- Directed by: Francis J. Grandon
- Written by: Charles Sarver
- Produced by: Adolph Zukor
- Starring: Ann Pennington
- Cinematography: William Marshall
- Distributed by: Paramount Pictures
- Release date: June 18, 1917;
- Running time: 5 reels
- Country: United States
- Language: Silent (English intertitles)

= The Little Boy Scout =

The Little Boy Scout is a lost 1917 American silent drama film produced by Famous Players Film Company and released by Paramount Pictures. It was directed by Francis J. Grandon and starred Ann Pennington. The motion picture was also known as "The Little Soldier Girl".

==Plot==
As described in a film magazine review, the film takes place during the American troop maneuvers along the border during the Mexican Revolution. Justina Howland lives with Miguel Alvarez, her Mexican guardian, who insists that she marry his son Luis. On the eve of the wedding Justina rebels and leaves. She is taken in at the border by Thomas Morton and his company of Massachusetts soldiers. Justina goes to live with her aunt Elizabeth and, shortly after her arrival there, the troops from the border return and Justina renews her acquaintance with Thomas. In order to save herself from her Mexican uncle, who has pursued her, she marries Thomas.

A Reading, Pennsylvania, newspaper review described the movie in detail: "The Little Boy Scout tells the story of a little American girl who runs away from her ward to marry a soldier boy ... The various scenes show the National Guard encampment along the Rio Grand of a year ago ... and a particularly interesting feature is the appearance of Troop No. 100, the crack Boy Scout unit of the United States. Justina Howland lives in Mexico with her guardian and uncle, Miguel, who plans to leave her marry his son, Luis. Justina refuses and runs away from them across the border to the American side, where she is taken care of by a company of soldiers under the command of Lieutenant Morton. They take up a collection to reach her Aunt Betty in Massachusetts. She arrives there the same time Lieutenant does, and she later finds out that he is the scout master of the local organization. Her uncle follows her to Massachusetts, asserting that he will force her to marry his son. One of the boy scouts is hurt and is brought to her aunt’s house. Justina decides to put on his uniform and get away through the window while her aunt holds off the search party. With the help of Lieutenant Morton and the boy scouts she reaches the New Hampshire boundary. Her uncle catches up with them and while he goes to secure a New Hampshire sheriff, Morton secures a minister and he and Justina are married."

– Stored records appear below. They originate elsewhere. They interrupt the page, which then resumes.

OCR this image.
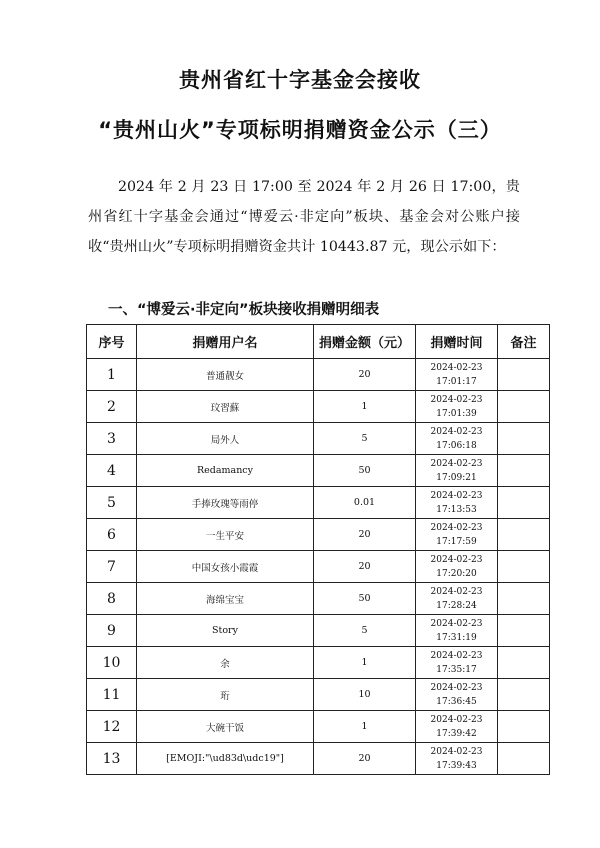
贵州省红十字基金会接收
“贵州山火”专项标明捐赠资金公示（三）
2024 年 2 月 23 日 17:00 至 2024 年 2 月 26 日 17:00，贵州省红十字基金会通过“博爱云·非定向”板块、基金会对公账户接收“贵州山火”专项标明捐赠资金共计 10443.87 元，现公示如下：
一、“博爱云·非定向”板块接收捐赠明细表
序号	捐赠用户名	捐赠金额（元）	捐赠时间	备注
1	普通靓女	20	2024-02-23
17:01:17	

2	玟習蘇	1	2024-02-23
17:01:39	

3	局外人	5	2024-02-23
17:06:18	

4	Redamancy	50	2024-02-23
17:09:21	

5	手捧玫瑰等雨停	0.01	2024-02-23
17:13:53	

6	一生平安	20	2024-02-23
17:17:59	

7	中国女孩小霞霞	20	2024-02-23
17:20:20	

8	海绵宝宝	50	2024-02-23
17:28:24	

9	Story	5	2024-02-23
17:31:19	

10	余	1	2024-02-23
17:35:17	

11	珩	10	2024-02-23
17:36:45	

12	大碗干饭	1	2024-02-23
17:39:42	

13	[EMOJI:"\ud83d\udc19"]	20	2024-02-23
17:39:43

Dancing was also featured: “In one scene the star is given opportunity to display her dancing ability which first won her fame when she was a prominent figure in the Zigfield “Follies” in New York City. Boy Scout Troop 100, from the Upper West Side of Manhattan, New York City, and featured in the movie was known for its drilling and signaling skills. A picture of Pennington in a Troop 100 uniform appeared in the St. Louis Star and Times that year.

==Cast==
- Ann Pennington - Justina Howland
- Owen Moore - Thomas Morton
- Fraunie Fraunholtz - Miguel Alvarez
- Marcia Harris - Elizabeth Howland
- George Burton - Luis Alvarez
- Harry Lee - Sergeant Jones

==Reception==
Like many American films of the time, The Little Boy Scout was subject to cuts by city and state film censorship boards. The Chicago Board of Censors required the cutting of a closeup showing currency in a hat.